To neutralize 8.34 ml of HCl 36.5% by mass and density =
1, 2 g/cm3, the required volume of 5 mol/L NaOH will be?
What is the molarity of the HCl? That's 1.2 g/cc x 1000cc x 0.65 x (1/36.5) = ?
Then mols HCl = M x L = ?
mols NaOH = mols HCl
Then M NaOH = mols NaOH/L NaOH. You know mols NaOH and M NaOH, solve for L NaOH. Convert to mL if needed.
Awesome ! thanks!@ Drbob
What is the molarity of the HCl? That's 1.2 g/cc x 1000cc x 0.65 x (1/36.5) = ?
That line should read
1.2 g/cc x 1000 cc x 0.365 x (1/36.5) = ?

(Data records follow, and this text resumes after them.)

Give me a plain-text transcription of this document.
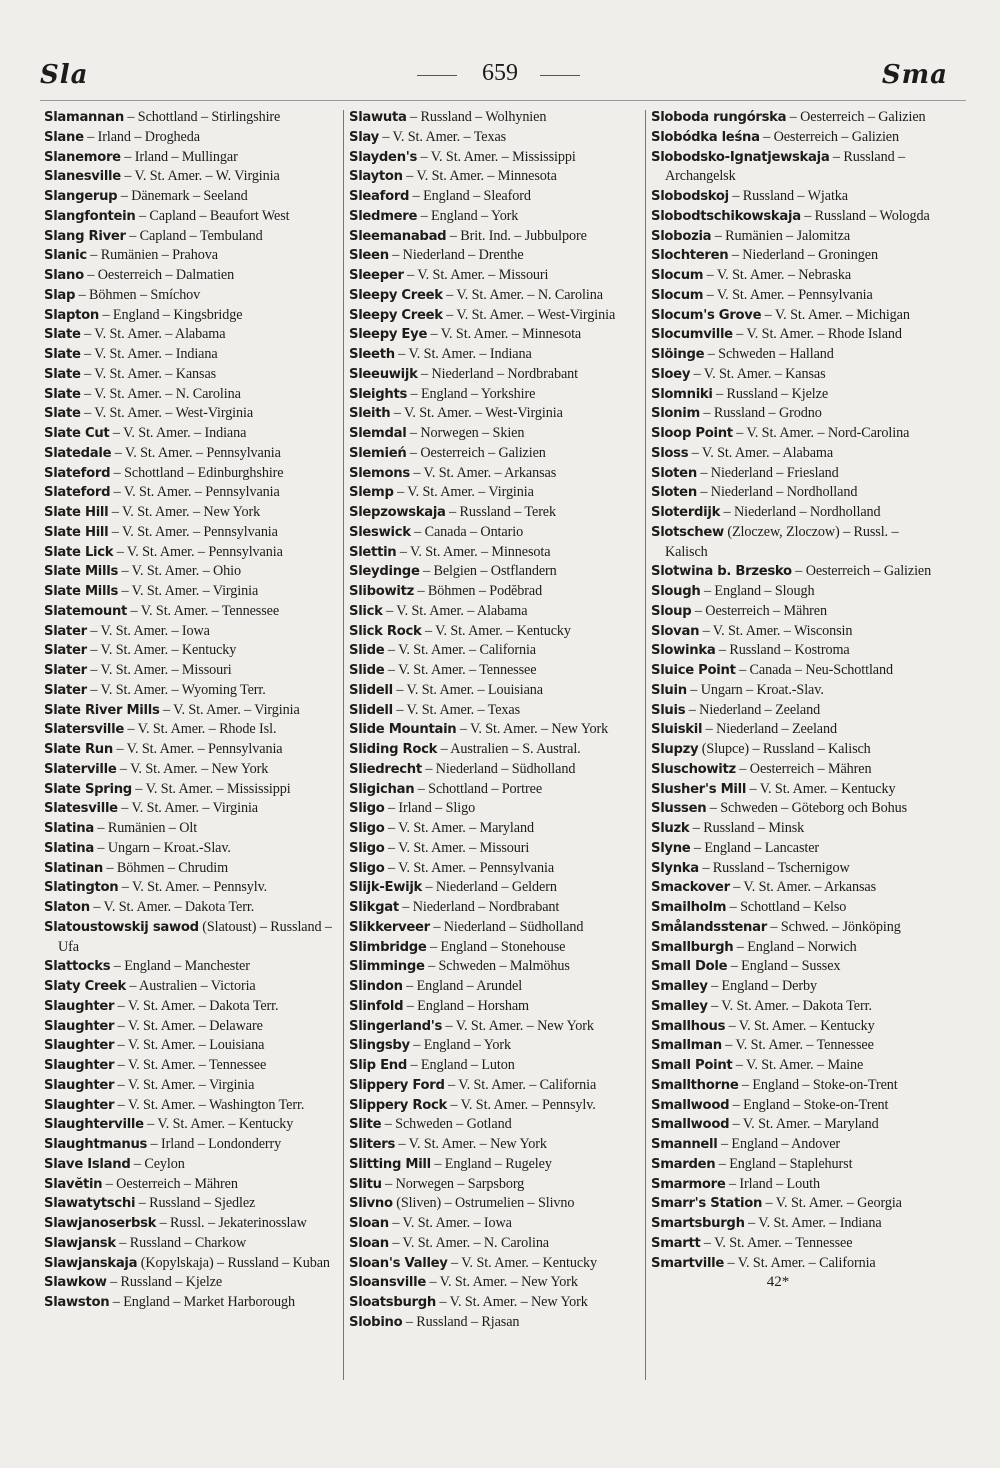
Sla	659	Sma
Slamannan – Schottland – Stirlingshire
Slane – Irland – Drogheda
Slanemore – Irland – Mullingar
Slanesville – V. St. Amer. – W. Virginia
Slangerup – Dänemark – Seeland
Slangfontein – Capland – Beaufort West
Slang River – Capland – Tembuland
Slanic – Rumänien – Prahova
Slano – Oesterreich – Dalmatien
Slap – Böhmen – Smíchov
Slapton – England – Kingsbridge
Slate – V. St. Amer. – Alabama
Slate – V. St. Amer. – Indiana
Slate – V. St. Amer. – Kansas
Slate – V. St. Amer. – N. Carolina
Slate – V. St. Amer. – West-Virginia
Slate Cut – V. St. Amer. – Indiana
Slatedale – V. St. Amer. – Pennsylvania
Slateford – Schottland – Edinburghshire
Slateford – V. St. Amer. – Pennsylvania
Slate Hill – V. St. Amer. – New York
Slate Hill – V. St. Amer. – Pennsylvania
Slate Lick – V. St. Amer. – Pennsylvania
Slate Mills – V. St. Amer. – Ohio
Slate Mills – V. St. Amer. – Virginia
Slatemount – V. St. Amer. – Tennessee
Slater – V. St. Amer. – Iowa
Slater – V. St. Amer. – Kentucky
Slater – V. St. Amer. – Missouri
Slater – V. St. Amer. – Wyoming Terr.
Slate River Mills – V. St. Amer. – Virginia
Slatersville – V. St. Amer. – Rhode Isl.
Slate Run – V. St. Amer. – Pennsylvania
Slaterville – V. St. Amer. – New York
Slate Spring – V. St. Amer. – Mississippi
Slatesville – V. St. Amer. – Virginia
Slatina – Rumänien – Olt
Slatina – Ungarn – Kroat.-Slav.
Slatinan – Böhmen – Chrudim
Slatington – V. St. Amer. – Pennsylv.
Slaton – V. St. Amer. – Dakota Terr.
Slatoustowskij sawod (Slatoust) – Russland – Ufa
Slattocks – England – Manchester
Slaty Creek – Australien – Victoria
Slaughter – V. St. Amer. – Dakota Terr.
Slaughter – V. St. Amer. – Delaware
Slaughter – V. St. Amer. – Louisiana
Slaughter – V. St. Amer. – Tennessee
Slaughter – V. St. Amer. – Virginia
Slaughter – V. St. Amer. – Washington Terr.
Slaughterville – V. St. Amer. – Kentucky
Slaughtmanus – Irland – Londonderry
Slave Island – Ceylon
Slavĕtin – Oesterreich – Mähren
Slawatytschi – Russland – Sjedlez
Slawjanoserbsk – Russl. – Jekaterinosslaw
Slawjansk – Russland – Charkow
Slawjanskaja (Kopylskaja) – Russland – Kuban
Slawkow – Russland – Kjelze
Slawston – England – Market Harborough
Slawuta – Russland – Wolhynien
Slay – V. St. Amer. – Texas
Slayden's – V. St. Amer. – Mississippi
Slayton – V. St. Amer. – Minnesota
Sleaford – England – Sleaford
Sledmere – England – York
Sleemanabad – Brit. Ind. – Jubbulpore
Sleen – Niederland – Drenthe
Sleeper – V. St. Amer. – Missouri
Sleepy Creek – V. St. Amer. – N. Carolina
Sleepy Creek – V. St. Amer. – West-Virginia
Sleepy Eye – V. St. Amer. – Minnesota
Sleeth – V. St. Amer. – Indiana
Sleeuwijk – Niederland – Nordbrabant
Sleights – England – Yorkshire
Sleith – V. St. Amer. – West-Virginia
Slemdal – Norwegen – Skien
Slemień – Oesterreich – Galizien
Slemons – V. St. Amer. – Arkansas
Slemp – V. St. Amer. – Virginia
Slepzowskaja – Russland – Terek
Sleswick – Canada – Ontario
Slettin – V. St. Amer. – Minnesota
Sleydinge – Belgien – Ostflandern
Slibowitz – Böhmen – Podĕbrad
Slick – V. St. Amer. – Alabama
Slick Rock – V. St. Amer. – Kentucky
Slide – V. St. Amer. – California
Slide – V. St. Amer. – Tennessee
Slidell – V. St. Amer. – Louisiana
Slidell – V. St. Amer. – Texas
Slide Mountain – V. St. Amer. – New York
Sliding Rock – Australien – S. Austral.
Sliedrecht – Niederland – Südholland
Sligichan – Schottland – Portree
Sligo – Irland – Sligo
Sligo – V. St. Amer. – Maryland
Sligo – V. St. Amer. – Missouri
Sligo – V. St. Amer. – Pennsylvania
Slijk-Ewijk – Niederland – Geldern
Slikgat – Niederland – Nordbrabant
Slikkerveer – Niederland – Südholland
Slimbridge – England – Stonehouse
Slimminge – Schweden – Malmöhus
Slindon – England – Arundel
Slinfold – England – Horsham
Slingerland's – V. St. Amer. – New York
Slingsby – England – York
Slip End – England – Luton
Slippery Ford – V. St. Amer. – California
Slippery Rock – V. St. Amer. – Pennsylv.
Slite – Schweden – Gotland
Sliters – V. St. Amer. – New York
Slitting Mill – England – Rugeley
Slitu – Norwegen – Sarpsborg
Slivno (Sliven) – Ostrumelien – Slivno
Sloan – V. St. Amer. – Iowa
Sloan – V. St. Amer. – N. Carolina
Sloan's Valley – V. St. Amer. – Kentucky
Sloansville – V. St. Amer. – New York
Sloatsburgh – V. St. Amer. – New York
Slobino – Russland – Rjasan
Sloboda rungórska – Oesterreich – Galizien
Slobódka leśna – Oesterreich – Galizien
Slobodsko-Ignatjewskaja – Russland – Archangelsk
Slobodskoj – Russland – Wjatka
Slobodtschikowskaja – Russland – Wologda
Slobozia – Rumänien – Jalomitza
Slochteren – Niederland – Groningen
Slocum – V. St. Amer. – Nebraska
Slocum – V. St. Amer. – Pennsylvania
Slocum's Grove – V. St. Amer. – Michigan
Slocumville – V. St. Amer. – Rhode Island
Slöinge – Schweden – Halland
Sloey – V. St. Amer. – Kansas
Slomniki – Russland – Kjelze
Slonim – Russland – Grodno
Sloop Point – V. St. Amer. – Nord-Carolina
Sloss – V. St. Amer. – Alabama
Sloten – Niederland – Friesland
Sloten – Niederland – Nordholland
Sloterdijk – Niederland – Nordholland
Slotschew (Zloczew, Zloczow) – Russl. – Kalisch
Slotwina b. Brzesko – Oesterreich – Galizien
Slough – England – Slough
Sloup – Oesterreich – Mähren
Slovan – V. St. Amer. – Wisconsin
Slowinka – Russland – Kostroma
Sluice Point – Canada – Neu-Schottland
Sluin – Ungarn – Kroat.-Slav.
Sluis – Niederland – Zeeland
Sluiskil – Niederland – Zeeland
Slupzy (Slupce) – Russland – Kalisch
Sluschowitz – Oesterreich – Mähren
Slusher's Mill – V. St. Amer. – Kentucky
Slussen – Schweden – Göteborg och Bohus
Sluzk – Russland – Minsk
Slyne – England – Lancaster
Slynka – Russland – Tschernigow
Smackover – V. St. Amer. – Arkansas
Smailholm – Schottland – Kelso
Smålandsstenar – Schwed. – Jönköping
Smallburgh – England – Norwich
Small Dole – England – Sussex
Smalley – England – Derby
Smalley – V. St. Amer. – Dakota Terr.
Smallhous – V. St. Amer. – Kentucky
Smallman – V. St. Amer. – Tennessee
Small Point – V. St. Amer. – Maine
Smallthorne – England – Stoke-on-Trent
Smallwood – England – Stoke-on-Trent
Smallwood – V. St. Amer. – Maryland
Smannell – England – Andover
Smarden – England – Staplehurst
Smarmore – Irland – Louth
Smarr's Station – V. St. Amer. – Georgia
Smartsburgh – V. St. Amer. – Indiana
Smartt – V. St. Amer. – Tennessee
Smartville – V. St. Amer. – California
42*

It's the .65 that is not right. It should be 0.365 and that comes from the 36.5%
To find the required volume of 5 mol/L NaOH needed to neutralize 8.34 ml of HCl 36.5% by mass, we first need to determine the number of moles of HCl.
1. Calculate the mass of HCl:
Mass = Volume * Density
Mass = 8.34 ml * 1.2 g/cm^3 (since density = 1.2 g/cm^3)
Mass = 10.008 g
2. Calculate the number of moles of HCl:
Number of moles = Mass / Molar mass
The molar mass of HCl is 36.5 g/mol.
Number of moles = 10.008 g / 36.5 g/mol
Number of moles ≈ 0.2744 moles
Now, to neutralize 1 mole of HCl, we require 1 mole of NaOH. Since the concentration of NaOH is given as 5 mol/L, we can calculate the volume of NaOH needed.
3. Volume of NaOH = Number of moles of HCl * Volume of NaOH per mole of HCl
Volume of NaOH = 0.2744 moles * (1 L / 5 mol)
Volume of NaOH = 0.05488 L (or 54.88 ml)
Therefore, the required volume of 5 mol/L NaOH to neutralize 8.34 ml of HCl 36.5% by mass and density 1.2 g/cm^3 is approximately 54.88 ml.